Drown would go to Thomas's house and help get him ready for school. He still visits.
"There's a great tradition at Ipswich High School, and John has helped the endurance of that tradition because of his dedication. And he enjoys it so much, that's what makes him so good at it."
Thomas keeps a slim Mac computer on his lap nowadays - a gift from an Ipswich alumnus - with a printer and a scanner by his side. Ipswich faithful burn DVDs of games so he can watch them while he works on all kinds of reports.
Thomas has managed to build a strong relationship with Welch since that first day in biology class 44 years ago. The two still talk about twice a week, about life more than anything else. Even though he moved back to Newburyport, Welch travels to Ipswich once a week and brings lunch to Thomas. And he calls every weekend, never fails.

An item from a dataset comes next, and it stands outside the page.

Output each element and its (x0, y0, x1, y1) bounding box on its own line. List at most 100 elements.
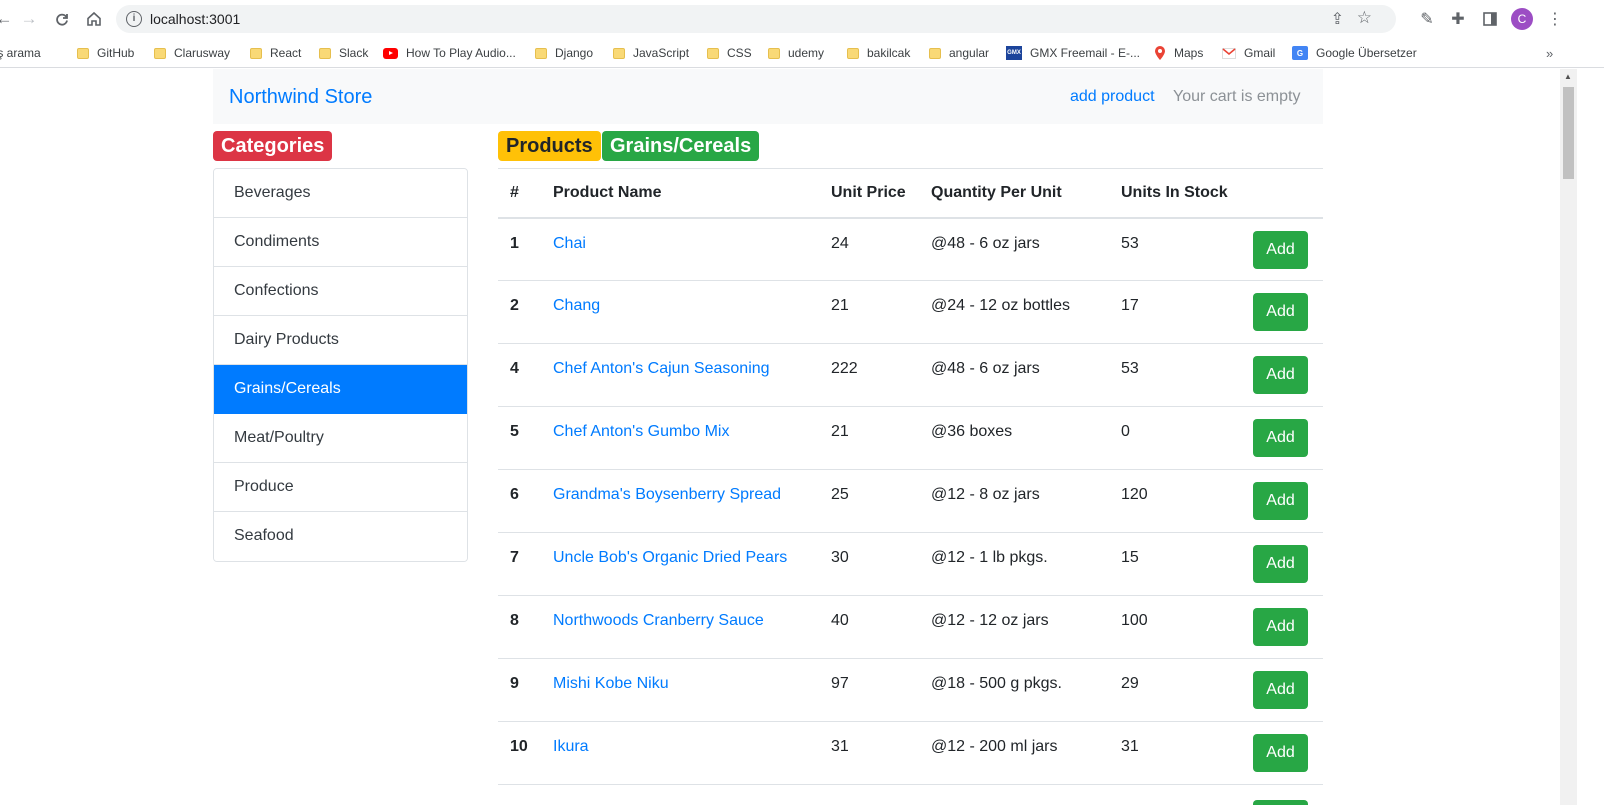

"If anybody's been an inspiration to me over the years, it's John," Welch said. "John's the kind of guy when you go visit him, that when you think about you may be going through problems, then you go and see him and see his situation, you realize how lucky you are and how lucky that you have been blessed."
It's been two years since Thomas has been on the football sideline. He said he will try to get to a game in the fall, but it's complicated because his caregivers usually have him settled for the night by the time the games start, and also because it could cost $100 to $150 just to get a van to take him to a game.
But he wants to go. And people want to see him, including Drown.
Ipswich is in the process of building a new press box for its football field. Drown's voice will be booming over the public-address system. But the one thing holding up the construction is accessibility for the handicapped.
It's like the press box is waiting on Thomas. "Soon as we get that up," Drown said, "he'll be in the press box for sure."